A company that promises to help job seekers land positions at the United States Postal Service (USPS) has exposed its internal IT operations and database, which had the records of almost 900,000 customers. The company, FederalJobsCenter, represents the culmination of a long-running international operation to elicit registration deposits along with credit card details from job seekers who use the site with a promise to secure an employment opportunity within 30 days or their money back. Furthermore, the website states that it provides guidance, coaching, and live assistance to postal job candidates to perform better in each of the steps to get a job. As such, the site sells USPS job coaching services ranging from between $39.99 and $100 along with training to ace an interview with USPS human resources. The website is full of content that makes it appear like the company is affiliated with the USPS, despite a “terms and conditions” section that states otherwise. Rather, the section explains that FederalJobsCenter is affiliated with US Job Services, a company based in Lawrenceville, Georgia.
The man behind the Pakistani hacking group that has been exploiting US Job Services is named Muhammed Tabish Mirza, who is a developer based in Karachi and whose email address is tab.webcoder@gmail.com. That email address has since been used to register several USPS-themed domains such as postal2017[.]com, postaljobscenter[.]com, and usps-jobs[.]com, according to a search on DomainTools. The data exposure was first unearthed by Patrick Barry, the chief information officer at Rebyc Security, who found out that US Job Services was leaking customer payment records since 2016 in real-time, along with a log file from 2019 containing the site administrator’s contact information and credentials to the backend database.
The website provides access to the data collected by US Job Services to several other coders in Pakistan who work with Mirza, as well as multiple executives, contractors, and employees working in a call center located in Murfreesboro, Tennessee, that operates as Nextlevelsupportcenters[.]com and thenextlevelsupport[.]com. Associates with a history of registering USPS jobs-related domain names run several key positions in the call center, while more than 160 people also use the US Job Services website, indicating that these individuals have access to all the consumer and payment data collected by the company. The call center, which specializes in white-label support, was founded in 2017 by Gary Plott, whose LinkedIn profile describes him as a seasoned telecommunications industry expert.

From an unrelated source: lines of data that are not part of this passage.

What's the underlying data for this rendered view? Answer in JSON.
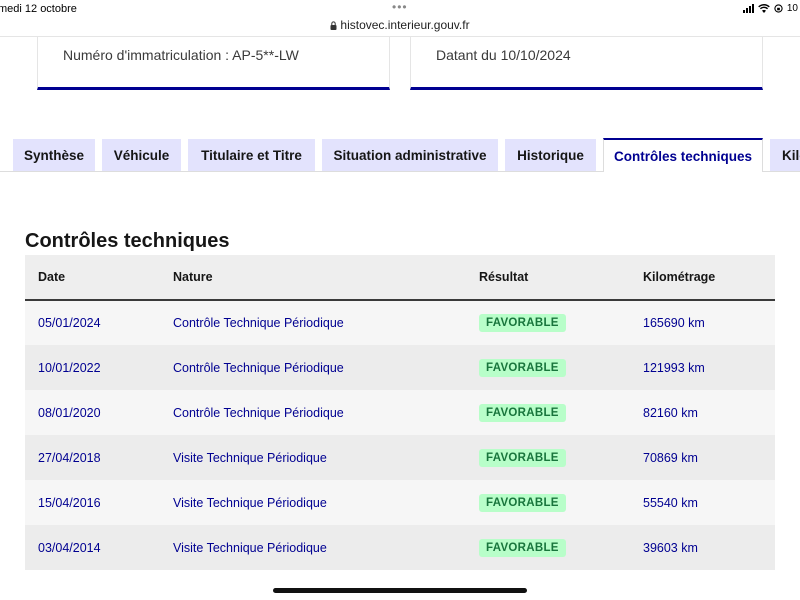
{
  "statusbar": {
    "date": "medi 12 octobre",
    "dots": "•••",
    "battery_text": "10"
  },
  "browser": {
    "url": "histovec.interieur.gouv.fr"
  },
  "cards": {
    "registration": "Numéro d'immatriculation : AP-5**-LW",
    "dated": "Datant du 10/10/2024"
  },
  "tabs": [
    {
      "label": "Synthèse",
      "active": false
    },
    {
      "label": "Véhicule",
      "active": false
    },
    {
      "label": "Titulaire et Titre",
      "active": false
    },
    {
      "label": "Situation administrative",
      "active": false
    },
    {
      "label": "Historique",
      "active": false
    },
    {
      "label": "Contrôles techniques",
      "active": true
    },
    {
      "label": "Kilo",
      "active": false
    }
  ],
  "section": {
    "title": "Contrôles techniques"
  },
  "table": {
    "headers": {
      "date": "Date",
      "nature": "Nature",
      "result": "Résultat",
      "mileage": "Kilométrage"
    },
    "rows": [
      {
        "date": "05/01/2024",
        "nature": "Contrôle Technique Périodique",
        "result": "FAVORABLE",
        "mileage": "165690 km"
      },
      {
        "date": "10/01/2022",
        "nature": "Contrôle Technique Périodique",
        "result": "FAVORABLE",
        "mileage": "121993 km"
      },
      {
        "date": "08/01/2020",
        "nature": "Contrôle Technique Périodique",
        "result": "FAVORABLE",
        "mileage": "82160 km"
      },
      {
        "date": "27/04/2018",
        "nature": "Visite Technique Périodique",
        "result": "FAVORABLE",
        "mileage": "70869 km"
      },
      {
        "date": "15/04/2016",
        "nature": "Visite Technique Périodique",
        "result": "FAVORABLE",
        "mileage": "55540 km"
      },
      {
        "date": "03/04/2014",
        "nature": "Visite Technique Périodique",
        "result": "FAVORABLE",
        "mileage": "39603 km"
      }
    ]
  },
  "colors": {
    "accent": "#000091",
    "tab_bg": "#e3e3fd",
    "badge_bg": "#b8fec9",
    "badge_text": "#18753c"
  }
}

While the call center claims that it did not develop the content but agreed to support the postal product, DomainTools reports that the Gmail address used by Plott in the US Jobs system also registered multiple USPS job-related domains, suggesting that the call center may have been closely involved in the operation. Plott admitted that his company decided to focus on the US Postal jobs market from the very beginning but insisted it never refused to issue a money-back request. Doing so would result in costly chargebacks for NextLevel and potentially for the many credit card merchant accounts set up by Mirza.

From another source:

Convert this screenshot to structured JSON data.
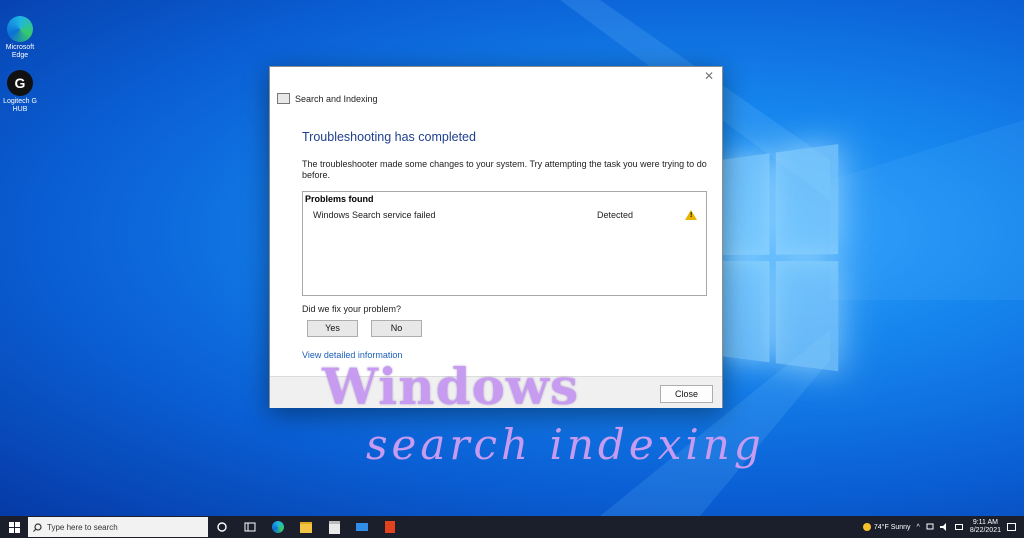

The US FTC has filed notable lawsuits in the past over schemes purporting to help people get jobs at the Postal Service. In 1998, the FTC and the USPS took action against several organizations that were selling test or interview preparation services for prospective USPS workers breaking federal law. Ditto for a case the FTC brought in 2005. By 2008, the USPS job exam preppers had shifted to advertising their schemes mainly online. By 2013, the FTC won a nearly $5 million judgment against a Kentucky company claiming to offer such services. Last year, an Affiliateunguru.com report by Tim McKinlay concluded that the website job-postal[.]com was a scam that collected a one-time payment of $46.95 and offered nothing in return.

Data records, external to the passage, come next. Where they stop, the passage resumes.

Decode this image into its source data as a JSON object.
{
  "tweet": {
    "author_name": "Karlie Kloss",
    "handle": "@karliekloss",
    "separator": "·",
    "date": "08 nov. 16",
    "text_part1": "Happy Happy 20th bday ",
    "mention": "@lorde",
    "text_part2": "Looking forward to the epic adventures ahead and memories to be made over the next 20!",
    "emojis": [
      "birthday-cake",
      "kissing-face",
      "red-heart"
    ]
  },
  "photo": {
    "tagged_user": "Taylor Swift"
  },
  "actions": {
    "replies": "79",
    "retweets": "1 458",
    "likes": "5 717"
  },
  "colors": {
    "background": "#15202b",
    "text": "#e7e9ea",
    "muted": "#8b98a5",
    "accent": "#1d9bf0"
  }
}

In conclusion, job seekers need to be vigilant and wary of suspicious job offers presented to them online. While the promise of securing a job within 30 days may be alluring, such deals often fall apart due to scams. Experts point out that the best way to seek employment is to utilize credible and trustworthy services. In the case of USPS jobs, individuals may check the agency’s website for open positions and information on how to apply for their jobs without using a third-party service.